Weekly Questions: Week Three Strategic Decision Making.



Chapter Two Questions
1. Define TPS & DSS, and explain how an organisation can use these systems to make decisions and gain competitive advantages


TPS: Transaction Processing Systems used by analysts comprises of Transactional Information: This process is used to support the performance of daily operational tasks e.g ATM's This information is used to analyze sales and demand - while determining how much inventory to carry. Also Analytical Information: used to support the performance of managerial analysis tasks - Transactional, market and industry information e.g trends, sales and product statistics, and future growth - Managers use this information before making decisions within the organisation. Other TPS are Online transaction processing OLTP and Transaction processing sys TPS and Online analytical processing OLAP.
DSS: Decision Support Systems used by Managers mainly and like the TPS system these ensure that businesses have information available and to assist in decision making processes and problems solving and opportunity solving.  EIS: Executive Information Systems used by Executives to analyse data internally and externally within an organisation - consolidation of information, Drill down information within a desired time period and Slice and dice information from different perspectives.
2. Describe the three quantitative models typically used by decision support systems.


1. Sensitivity analysis: Studies the impact of changes and how these changes affect other variables.
2. What-if analysis: Studies the impact of change in an assumption and analysts continue to repeat this in various situations
3. Goal seeking analysis: Studies the inputs used to achieve a desired goal by setting target value/goals for a variable and then changes other variables until the target/goals is a achieved. 
3. Describe a business processes and their importance to an organisation.


"A business process is a standardised set of activities that accomplish a specific task, such as processing a customers order". E.g Paying for groceries "Purpose" at the checkout "Process. These processes transform a set of inputs into a set of outputs (goods or services) while ensuring organisations "anticipate bottlenecks, eliminate duplicate activities, combine related activities and identify smooth running processes - while achieving goals. 
4. Compare business process improvement and business process re-engineering.

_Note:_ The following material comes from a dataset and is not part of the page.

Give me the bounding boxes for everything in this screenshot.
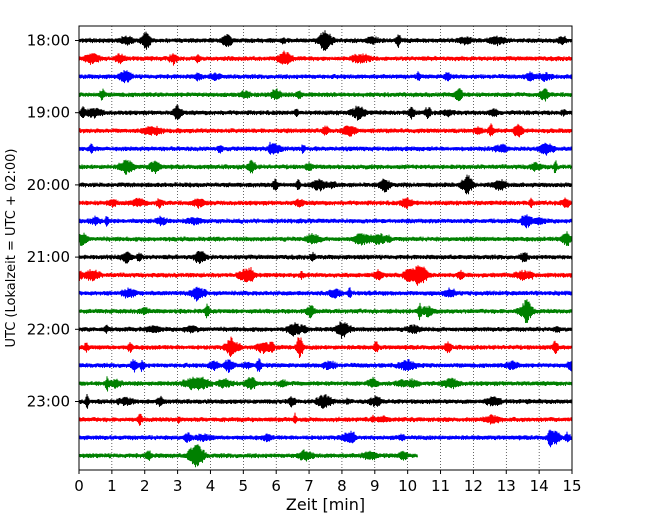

"Business Process Improvement attempts to understand and measure current process and make performance improvements accordingly".
Business Process Re-engineering "assumes that the current process is irrelevant, does not work, or is broken and must be overhauled from scratch". Looks at taking a completely different path instead of trying to improve the current process.
5. Describe the importance of business process modelling (or mapping) and business process models.

Business Process Modelling is created to ensure businesses have a detailed flowchart or process map of desired goals and the tasks/inputs and activities needed.
Business Process Models expose process detail and in a controlled manner, encourage conciseness and accuracy in describing the process model, focus attention on the process model interfaces and provide a powerful process analysis and consistent design vocabulary. E.g As -is process to To-be process of ordering a hamburger.